Die abenteuerliche Festnahme Öcalans in Nairobi nach dessen Odyssee durch halb Europa und seine Inhaftierung auf der Gefängnisinsel Imrali im Marmarameer hingegen wurden nicht als Verstoß gegen die Menschenrechtskonvention bezeichnet. Dies hilft Ankara allerdings nichts. Das Straßburger Urteil zeigt vielmehr: Ob es der Türkei passt oder nicht - auch der Umgang mit inhaftierten 'Staatsfeinden' gehört zu den Kriterien, die über die Beitrittsfähigkeit eines Landes entscheiden.

Ankara muss sich entscheiden

Der Ball liegt nun auf dem Feld der Türkei. Es wäre ein Fehler, sich nun auf die eigenen Gesetze zu berufen und ein Wiederaufrollen des Öcalan-Prozesses rundweg abzulehnen. Damit würde Ankara nämlich zeigen, dass es weiterhin nicht bereit ist, nationales Recht der europäischen Rechtssprechung unterzuordnen. In Europa würde dieses einen sehr negativen Eindruck hinterlassen und so verstanden werden, als entferne sich Ankara von seinen europäischen Idealen.

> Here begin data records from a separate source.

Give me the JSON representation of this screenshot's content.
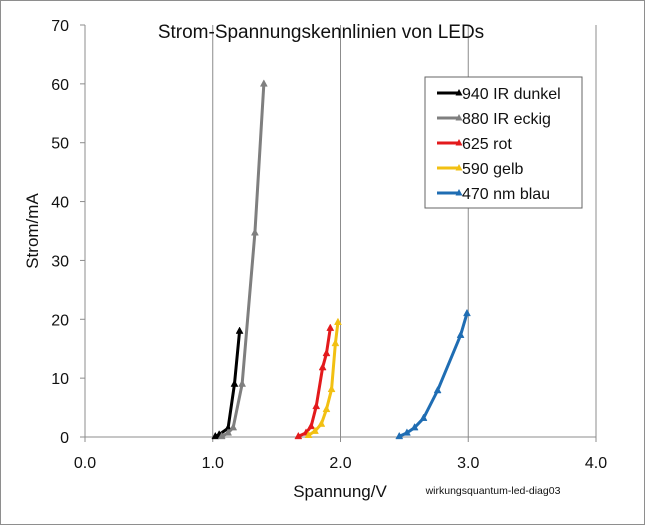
{
  "chart_data": {
    "type": "scatter",
    "title": "Strom-Spannungskennlinien von LEDs",
    "xlabel": "Spannung/V",
    "ylabel": "Strom/mA",
    "annotation": "wirkungsquantum-led-diag03",
    "xlim": [
      0,
      4
    ],
    "ylim": [
      0,
      70
    ],
    "xticks": [
      "0.0",
      "1.0",
      "2.0",
      "3.0",
      "4.0"
    ],
    "yticks": [
      "0",
      "10",
      "20",
      "30",
      "40",
      "50",
      "60",
      "70"
    ],
    "grid": "vertical",
    "legend_position": "top-right",
    "series": [
      {
        "name": "940 IR dunkel",
        "color": "#000000",
        "points": [
          [
            1.02,
            0.1
          ],
          [
            1.05,
            0.4
          ],
          [
            1.12,
            1.5
          ],
          [
            1.17,
            9.0
          ],
          [
            1.21,
            18.0
          ]
        ]
      },
      {
        "name": "880 IR eckig",
        "color": "#7f7f7f",
        "points": [
          [
            1.07,
            0.1
          ],
          [
            1.12,
            0.7
          ],
          [
            1.16,
            1.6
          ],
          [
            1.23,
            9.0
          ],
          [
            1.33,
            34.7
          ],
          [
            1.4,
            60.0
          ]
        ]
      },
      {
        "name": "625 rot",
        "color": "#e31a1c",
        "points": [
          [
            1.67,
            0.1
          ],
          [
            1.73,
            0.7
          ],
          [
            1.77,
            1.8
          ],
          [
            1.81,
            5.2
          ],
          [
            1.86,
            11.8
          ],
          [
            1.89,
            14.2
          ],
          [
            1.92,
            18.5
          ]
        ]
      },
      {
        "name": "590 gelb",
        "color": "#f2c012",
        "points": [
          [
            1.75,
            0.3
          ],
          [
            1.8,
            1.0
          ],
          [
            1.85,
            2.2
          ],
          [
            1.89,
            4.7
          ],
          [
            1.93,
            8.1
          ],
          [
            1.96,
            15.9
          ],
          [
            1.98,
            19.5
          ]
        ]
      },
      {
        "name": "470 nm blau",
        "color": "#1f6db3",
        "points": [
          [
            2.46,
            0.1
          ],
          [
            2.52,
            0.7
          ],
          [
            2.58,
            1.6
          ],
          [
            2.65,
            3.2
          ],
          [
            2.76,
            7.9
          ],
          [
            2.94,
            17.3
          ],
          [
            2.99,
            21.0
          ]
        ]
      }
    ]
  }
}
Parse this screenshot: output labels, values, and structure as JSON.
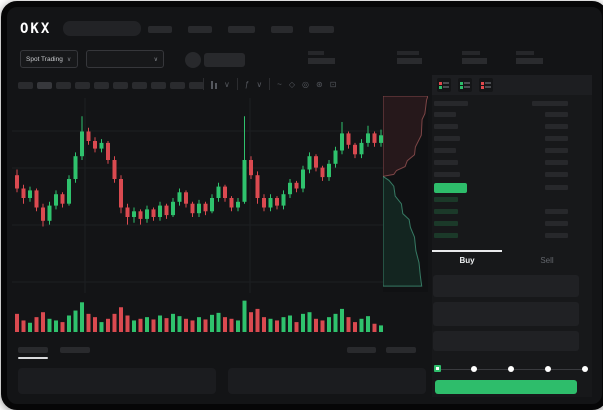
{
  "brand": {
    "logo_text": "OKX"
  },
  "market_bar": {
    "market_selector": {
      "label": "Spot Trading",
      "chevron": "∨"
    },
    "pair_selector": {
      "chevron": "∨"
    }
  },
  "toolbar_icons": [
    "candle-type-icon",
    "chevron-down-icon",
    "indicators-icon",
    "chevron-down-icon",
    "wave-icon",
    "draw-icon",
    "camera-icon",
    "settings-gear-icon",
    "fullscreen-icon"
  ],
  "orderbook": {
    "view_toggles": [
      {
        "name": "book-combined-view",
        "square_colors": [
          "#e0494d",
          "#2ebd6b"
        ]
      },
      {
        "name": "book-bids-view",
        "square_colors": [
          "#2ebd6b",
          "#2ebd6b"
        ]
      },
      {
        "name": "book-asks-view",
        "square_colors": [
          "#e0494d",
          "#e0494d"
        ]
      }
    ],
    "ask_rows": 6,
    "bid_rows": 4,
    "last_price_highlight_color": "#2ebd6b"
  },
  "order_form": {
    "buy_tab": "Buy",
    "sell_tab": "Sell",
    "input_rows": 3,
    "slider_steps": 5,
    "submit_color": "#2ebd6b"
  },
  "placeholders": {
    "nav_item_widths": [
      24,
      24,
      27,
      22,
      25
    ],
    "timeframe_chips": 10,
    "ticker_stats": [
      {
        "label_w": 16,
        "value_w": 27
      },
      {
        "label_w": 22,
        "value_w": 25
      },
      {
        "label_w": 18,
        "value_w": 25
      },
      {
        "label_w": 18,
        "value_w": 27
      }
    ]
  },
  "colors": {
    "up": "#2fc26d",
    "down": "#da4a50",
    "depth_ask_fill": "rgba(196,80,82,0.13)",
    "depth_ask_stroke": "rgba(205,110,110,0.55)",
    "depth_bid_fill": "rgba(46,180,120,0.13)",
    "depth_bid_stroke": "rgba(85,200,160,0.55)",
    "bid_placeholder": "rgba(46,189,107,0.20)"
  },
  "chart_data": {
    "type": "candlestick",
    "subcharts": [
      "price-candles",
      "volume-bars",
      "orderbook-depth"
    ],
    "ylim": [
      0,
      100
    ],
    "grid": "faint horizontal + vertical lines",
    "candles_ohlc_note": "arrays are [open, high, low, close] in 0-100 chart units",
    "candles": [
      [
        62,
        65,
        53,
        55
      ],
      [
        55,
        57,
        47,
        50
      ],
      [
        50,
        56,
        48,
        54
      ],
      [
        54,
        55,
        43,
        45
      ],
      [
        45,
        47,
        35,
        38
      ],
      [
        38,
        48,
        36,
        46
      ],
      [
        46,
        54,
        44,
        52
      ],
      [
        52,
        53,
        45,
        47
      ],
      [
        47,
        62,
        46,
        60
      ],
      [
        60,
        74,
        58,
        72
      ],
      [
        72,
        93,
        70,
        85
      ],
      [
        85,
        87,
        78,
        80
      ],
      [
        80,
        82,
        74,
        76
      ],
      [
        76,
        81,
        74,
        79
      ],
      [
        79,
        80,
        68,
        70
      ],
      [
        70,
        72,
        58,
        60
      ],
      [
        60,
        62,
        42,
        45
      ],
      [
        45,
        47,
        36,
        40
      ],
      [
        40,
        45,
        37,
        43
      ],
      [
        43,
        44,
        36,
        39
      ],
      [
        39,
        46,
        37,
        44
      ],
      [
        44,
        45,
        38,
        40
      ],
      [
        40,
        48,
        38,
        46
      ],
      [
        46,
        47,
        39,
        41
      ],
      [
        41,
        50,
        40,
        48
      ],
      [
        48,
        55,
        46,
        53
      ],
      [
        53,
        54,
        45,
        47
      ],
      [
        47,
        48,
        40,
        42
      ],
      [
        42,
        49,
        40,
        47
      ],
      [
        47,
        48,
        41,
        43
      ],
      [
        43,
        52,
        42,
        50
      ],
      [
        50,
        58,
        48,
        56
      ],
      [
        56,
        57,
        48,
        50
      ],
      [
        50,
        51,
        43,
        45
      ],
      [
        45,
        50,
        43,
        48
      ],
      [
        48,
        93,
        47,
        70
      ],
      [
        70,
        72,
        60,
        62
      ],
      [
        62,
        64,
        47,
        50
      ],
      [
        50,
        52,
        43,
        45
      ],
      [
        45,
        52,
        43,
        50
      ],
      [
        50,
        51,
        44,
        46
      ],
      [
        46,
        54,
        44,
        52
      ],
      [
        52,
        60,
        50,
        58
      ],
      [
        58,
        59,
        53,
        55
      ],
      [
        55,
        67,
        53,
        65
      ],
      [
        65,
        74,
        63,
        72
      ],
      [
        72,
        73,
        64,
        66
      ],
      [
        66,
        67,
        59,
        61
      ],
      [
        61,
        70,
        59,
        68
      ],
      [
        68,
        77,
        66,
        75
      ],
      [
        75,
        90,
        73,
        84
      ],
      [
        84,
        85,
        76,
        78
      ],
      [
        78,
        79,
        71,
        73
      ],
      [
        73,
        81,
        71,
        79
      ],
      [
        79,
        88,
        77,
        84
      ],
      [
        84,
        85,
        77,
        79
      ],
      [
        79,
        86,
        77,
        83
      ]
    ],
    "volume": [
      55,
      35,
      28,
      45,
      60,
      40,
      35,
      30,
      50,
      65,
      90,
      55,
      45,
      30,
      40,
      55,
      75,
      50,
      35,
      40,
      45,
      38,
      50,
      42,
      55,
      48,
      40,
      35,
      45,
      38,
      52,
      58,
      45,
      40,
      35,
      95,
      60,
      70,
      45,
      40,
      35,
      45,
      50,
      30,
      55,
      60,
      40,
      35,
      45,
      55,
      70,
      45,
      30,
      40,
      48,
      25,
      20
    ],
    "depth": {
      "asks_polygon": [
        [
          0,
          0
        ],
        [
          1,
          0
        ],
        [
          0.97,
          0.02
        ],
        [
          0.93,
          0.09
        ],
        [
          0.87,
          0.12
        ],
        [
          0.85,
          0.2
        ],
        [
          0.72,
          0.26
        ],
        [
          0.7,
          0.3
        ],
        [
          0.54,
          0.33
        ],
        [
          0.49,
          0.36
        ],
        [
          0.3,
          0.38
        ],
        [
          0.24,
          0.4
        ],
        [
          0,
          0.41
        ]
      ],
      "bids_polygon": [
        [
          0,
          0.41
        ],
        [
          0.13,
          0.43
        ],
        [
          0.24,
          0.46
        ],
        [
          0.27,
          0.51
        ],
        [
          0.41,
          0.55
        ],
        [
          0.44,
          0.6
        ],
        [
          0.58,
          0.63
        ],
        [
          0.61,
          0.67
        ],
        [
          0.7,
          0.72
        ],
        [
          0.73,
          0.79
        ],
        [
          0.8,
          0.85
        ],
        [
          0.83,
          0.92
        ],
        [
          0.86,
          0.97
        ],
        [
          0,
          0.97
        ]
      ]
    }
  }
}
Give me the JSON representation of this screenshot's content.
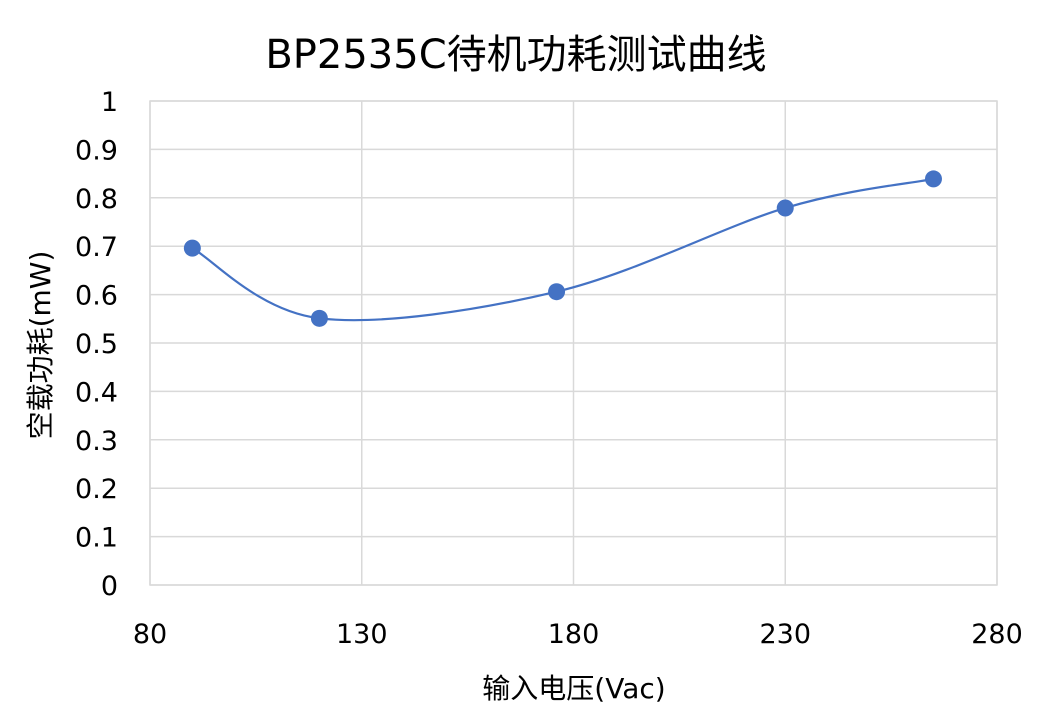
{
  "chart_data": {
    "type": "scatter",
    "title": "BP2535C待机功耗测试曲线",
    "xlabel": "输入电压(Vac)",
    "ylabel": "空载功耗(mW)",
    "xlim": [
      80,
      280
    ],
    "ylim": [
      0,
      1
    ],
    "x_ticks": [
      80,
      130,
      180,
      230,
      280
    ],
    "y_ticks": [
      0,
      0.1,
      0.2,
      0.3,
      0.4,
      0.5,
      0.6,
      0.7,
      0.8,
      0.9,
      1
    ],
    "x_tick_labels": [
      "80",
      "130",
      "180",
      "230",
      "280"
    ],
    "y_tick_labels": [
      "0",
      "0.1",
      "0.2",
      "0.3",
      "0.4",
      "0.5",
      "0.6",
      "0.7",
      "0.8",
      "0.9",
      "1"
    ],
    "grid": true,
    "smooth_line": true,
    "series": [
      {
        "x": [
          90,
          120,
          176,
          230,
          265
        ],
        "y": [
          0.696,
          0.551,
          0.606,
          0.779,
          0.839
        ],
        "color": "#4472c4"
      }
    ]
  }
}
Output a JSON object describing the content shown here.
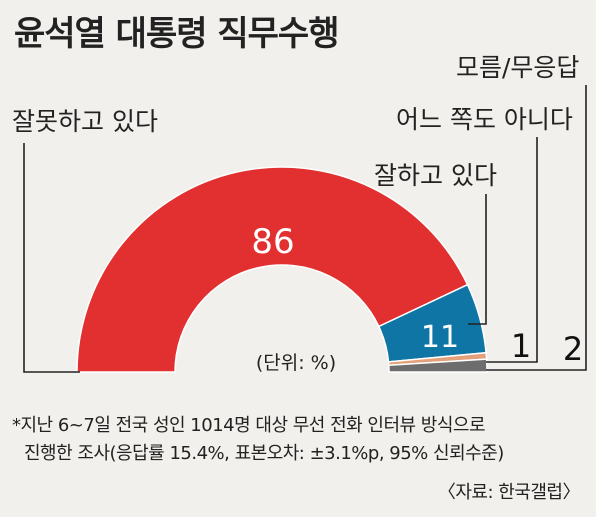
{
  "title": "윤석열 대통령 직무수행",
  "unit_note": "(단위: %)",
  "footnote": {
    "line1": "*지난 6~7일 전국 성인 1014명 대상 무선 전화 인터뷰 방식으로",
    "line2": "진행한 조사(응답률 15.4%, 표본오차: ±3.1%p, 95% 신뢰수준)"
  },
  "source": "〈자료: 한국갤럽〉",
  "chart_data": {
    "type": "pie",
    "subtype": "semi-donut",
    "categories": [
      "잘못하고 있다",
      "잘하고 있다",
      "어느 쪽도 아니다",
      "모름/무응답"
    ],
    "values": [
      86,
      11,
      1,
      2
    ],
    "value_labels": [
      "86",
      "11",
      "1",
      "2"
    ],
    "colors": [
      "#e1302f",
      "#0e75a4",
      "#e3a07a",
      "#6d6d6d"
    ]
  }
}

Das Öcalan-Urteil verdeutlicht einmal mehr, dass Lippenbekenntnisse und umfangreiche Reformen der Türkei nur wenig bringen, solange öffentliche Meinung und Klima sich nicht ändern. Aus türkischer Sicht trägt Öcalan wegen seines bewaffneten Kampfes gegen die türkischen Sicherheitskräfte zwischen 1984 und 1999 die Hauptverantwortung für den Tod von fast 40.000 Menschen. Deshalb liegt auf der Hand, dass das Straßburger Urteil in breiten Teilen der türkischen Öffentlichkeit auf Empörung stößt und damit indirekt die Nationalisten und andere innertürkische EU-Gegner stärkt. Doch Ankara muss auf dem Weg in Richtung EU auch Rückschläge verkraften und daraus konstruktive Rückschlüsse für die eigenen Ziele ziehen.